The recent performance of the US manufacturing sector has got the markets talking.
For the first time since mid-2009, activity across the sector contracted in November, raising the prospect of subdued economic growth in the December quarter and, as a consequence, the potential for the US Federal Reserve to yet again postpone raising interest rates for the first time since June 2006.
Following the release of the ISM’s November manufacturing PMI report overnight, the US dollar weakened, treasury yields fell and stocks rallied – the now-clockwork reaction to weak economic data and the prospect for ultra-loose monetary conditions being maintained for a longer period than markets initially envisaged.
Even before the PMI report was released, expectations for US economic growth were weakening, a result of a steady run of lacklustre economic data in recent sessions ranging from business activity surveys, consumer confidence readings and recent personal income and spending data for October. The Atlanta Fed’s GDP nowcast, a gauge on likely economic growth based on economic data inputs received during any one quarter, has fallen steadily, pointing to annualised growth of 1.4% from 2-3% seen throughout November.
While markets are now beginning to doubt whether a US interest rate hike later this month is truly a “done deal”, pricing the odds of a 0.25% rate increase at 70% from 75% seen before the PMI report was released, Richard Franulovich, G10 FX macro strategist at Westpac, suggests that the separate ISM non-manufacturing PMI gauge released on Thursday will provide a more instructive guide on the true health of the US economy at present.
Pointing to the chart below, supplied by Westpac, Franulovich notes that the US services and manufacturing ISM surveys are now showing a large divergence, the largest seen since the late 1990s Asian crisis “where a familiar macro-economic backdrop confronted the US including weakening EM growth, falling commodity prices and a rising USD”.
While the non-manufacturing gauge was not totally immune to the weakness seen in the manufacturing survey back then, it still substantially outperformed and, importantly, was more akin to the pace of US GDP growth recorded during that period.

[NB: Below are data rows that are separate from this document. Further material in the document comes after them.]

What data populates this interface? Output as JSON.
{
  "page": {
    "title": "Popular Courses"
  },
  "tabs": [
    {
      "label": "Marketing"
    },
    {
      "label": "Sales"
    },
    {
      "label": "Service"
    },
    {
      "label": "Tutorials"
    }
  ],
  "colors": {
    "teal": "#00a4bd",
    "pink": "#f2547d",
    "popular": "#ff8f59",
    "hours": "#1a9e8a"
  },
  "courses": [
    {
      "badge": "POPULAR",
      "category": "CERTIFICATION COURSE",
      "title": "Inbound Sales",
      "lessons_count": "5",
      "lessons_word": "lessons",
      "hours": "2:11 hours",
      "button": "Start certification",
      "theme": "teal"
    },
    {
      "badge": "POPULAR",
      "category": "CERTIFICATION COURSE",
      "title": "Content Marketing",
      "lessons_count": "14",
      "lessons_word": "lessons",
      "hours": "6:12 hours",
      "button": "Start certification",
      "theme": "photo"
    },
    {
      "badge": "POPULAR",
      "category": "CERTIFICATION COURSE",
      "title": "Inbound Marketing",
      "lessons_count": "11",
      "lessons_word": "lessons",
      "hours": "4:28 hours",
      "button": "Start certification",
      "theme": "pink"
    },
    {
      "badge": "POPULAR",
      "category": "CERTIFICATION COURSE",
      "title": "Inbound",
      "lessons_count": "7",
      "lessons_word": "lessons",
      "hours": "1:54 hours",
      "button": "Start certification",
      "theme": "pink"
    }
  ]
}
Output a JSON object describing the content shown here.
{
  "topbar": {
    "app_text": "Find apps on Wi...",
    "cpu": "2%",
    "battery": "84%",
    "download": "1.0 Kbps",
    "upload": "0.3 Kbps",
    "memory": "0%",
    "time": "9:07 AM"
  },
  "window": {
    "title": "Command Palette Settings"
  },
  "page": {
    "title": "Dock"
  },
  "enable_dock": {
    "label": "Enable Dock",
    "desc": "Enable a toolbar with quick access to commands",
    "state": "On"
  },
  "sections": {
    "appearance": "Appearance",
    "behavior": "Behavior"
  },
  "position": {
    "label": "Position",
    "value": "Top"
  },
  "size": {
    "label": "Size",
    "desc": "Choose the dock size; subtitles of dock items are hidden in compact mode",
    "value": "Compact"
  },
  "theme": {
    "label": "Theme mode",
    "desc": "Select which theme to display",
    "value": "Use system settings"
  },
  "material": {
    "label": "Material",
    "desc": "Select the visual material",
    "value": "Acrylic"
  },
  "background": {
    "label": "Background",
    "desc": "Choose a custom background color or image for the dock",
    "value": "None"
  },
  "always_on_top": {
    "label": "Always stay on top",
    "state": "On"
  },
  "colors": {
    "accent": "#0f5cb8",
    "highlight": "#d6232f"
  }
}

Although Franulovich believes that US households do not have the same spending capacity as that seen in late 1990s, courtesy of weaker demographic trends and subdued wage growth seen today which is likely to hinder household consumption far more than was the case then, it is clear that based on historic performance, US GDP has had a closer correlation to the performance of non-manufacturing PMI survey rather than that for manufacturing.
That’s an understandable trend, particularly given the US services sector is significantly larger, and employs far more workers, than the US industrial sector.
Given the weakening trend seen in the the manufacturing PMI gauge, those looking for the a US rate hike later in the month will be hoping that the non-manufacturing PMI continues to strengthen. It printed at 59.1 in October, well above the 50 level that separates expansion from contraction, with markets expecting a slight moderation to 58.0 in November.
Given the historic relationship between the services PMI and US GDP, a reading at or around consensus should see expectations for a rate hike firm for December. However, a miss on the scale seen in the manufacturing PMI report will truly see questions asked as to whether the economy is ready for, or in need of, higher interest rates.